I noticed this article on Facebook as I scrolled down my feed tonight, which highlights one of a special needs parent’s greatest concerns. Will my child have friends? In this case, a father went to his eleven year old son’s “Back to School Night.” You can read it for yourself, but the gist is that all the children in the class filled out a questionaire. His son (on the Autism Spectrum) said on the questionaire that he had no friends (but in a much more heartbreaking way).
This, my friends, is sad. As a parent of two kids on the Autism spectrum, I often wonder how they’ll relate to the world. Will they have friends? Will anyone give them a chance? As I roll them through Target, I know I get plenty of stares that I try to meet with a smile and a shrug.
I’m sure all parents have fears about their child’s friends or lack thereof at some point. Every child has quirks and personalities that could either clash with their classmates’ or help them blossom as an individual (I know I had a horrible gradeschool experience with very few friends…sometimes that’s how it goes).
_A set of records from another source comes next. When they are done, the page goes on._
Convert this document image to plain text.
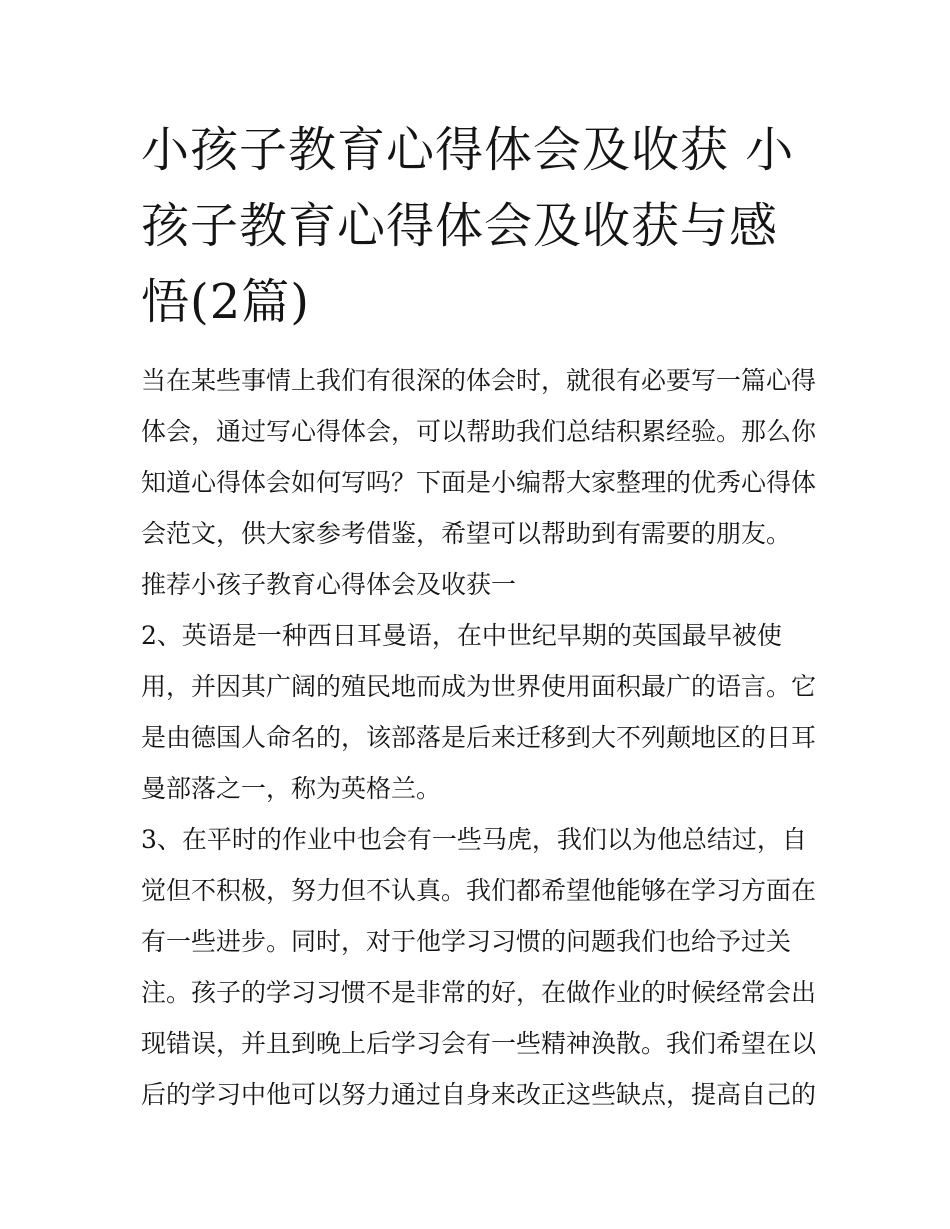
小孩子教育心得体会及收获 小孩子教育心得体会及收获与感悟(2篇)

当在某些事情上我们有很深的体会时，就很有必要写一篇心得体会，通过写心得体会，可以帮助我们总结积累经验。那么你知道心得体会如何写吗？下面是小编帮大家整理的优秀心得体会范文，供大家参考借鉴，希望可以帮助到有需要的朋友。

推荐小孩子教育心得体会及收获一

2、英语是一种西日耳曼语，在中世纪早期的英国最早被使用，并因其广阔的殖民地而成为世界使用面积最广的语言。它是由德国人命名的，该部落是后来迁移到大不列颠地区的日耳曼部落之一，称为英格兰。

3、在平时的作业中也会有一些马虎，我们以为他总结过，自觉但不积极，努力但不认真。我们都希望他能够在学习方面在有一些进步。同时，对于他学习习惯的问题我们也给予过关注。孩子的学习习惯不是非常的好，在做作业的时候经常会出现错误，并且到晚上后学习会有一些精神涣散。我们希望在以后的学习中他可以努力通过自身来改正这些缺点，提高自己的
But how is someone like Tristan going to show kids that he wants to play with them? Yes, he is learning social and emotional skills. But when Tristan gets overstimulated or overwhelmed, he begins flapping his hands and reciting the same phrases over and over again. A-typical kids do not understand these behaviors, among others, because they think and emote differently.
Tristan loves school. He loves it so much that when we’re bored on the weekends, he wants me to put his backpack on so he can wait for the bus (I take that as my cue to get off my butt and plan an outing).
But he doesn’t see what I see. Or does he? When I visited his class for a Holiday Craft Day last year, did he notice that he was the only one in the play area instead of doing crafts? Did Tristan see that all the parents avoided eye contact with his mom? Did he see the parents who chose to have their kids sit on the floor to do crafts instead of at our table with empty spots? What were those kids thinking? Did they see what happened too?
One parent even came over to our table because her child had chosen to play near Tristan. She didn’t say one word to me or sit down while he was playing near Tristan. Her child had given her an opening to start an important conversation and she chose to ignore someone in pain right in front of her instead.
I’m not trying to rip your heart to shreds with guilt or ask for pity. I’m asking you to be different. By helping your child to see that different isn’t bad, then the eleven year old boy in the news story WILL have friends or at least be given the chance. And hopefully Tristan will get that chance as well. Special needs kids will be given this wonderful chance to be included—if you help your kids move past the differences.
Stories like this (and the story that spurred this blog entry) make me wonder whether I would be different than those parents that ignored me if my kid was a-typical. If Tristan was “normal,” would I have been kind enough to give a hurting mom a smile and sit at her table? I’d like to think so, but I can’t know for sure. Having special needs kids has changed me. Shaped me. And I know I am a more understanding person because of these life-changing moments I’ve been granted. (And I’m not saying I am better than anyone else. I’m not. I have just been given a more in-depth orientation to kids like Tristan)
Because Tristan is a light. He (and his brother Graham) love things and relate to things in a way I never would have seen. They are sweet and funny and although some of their quirks drive me up the wall some days (like Tristan NOT going to sleep right now and making me turn his moon night light on for the 10th time…seriously, GO TO SLEEP, KID), I wouldn’t change them for the world. If more people can see past the differences, they too will see the light.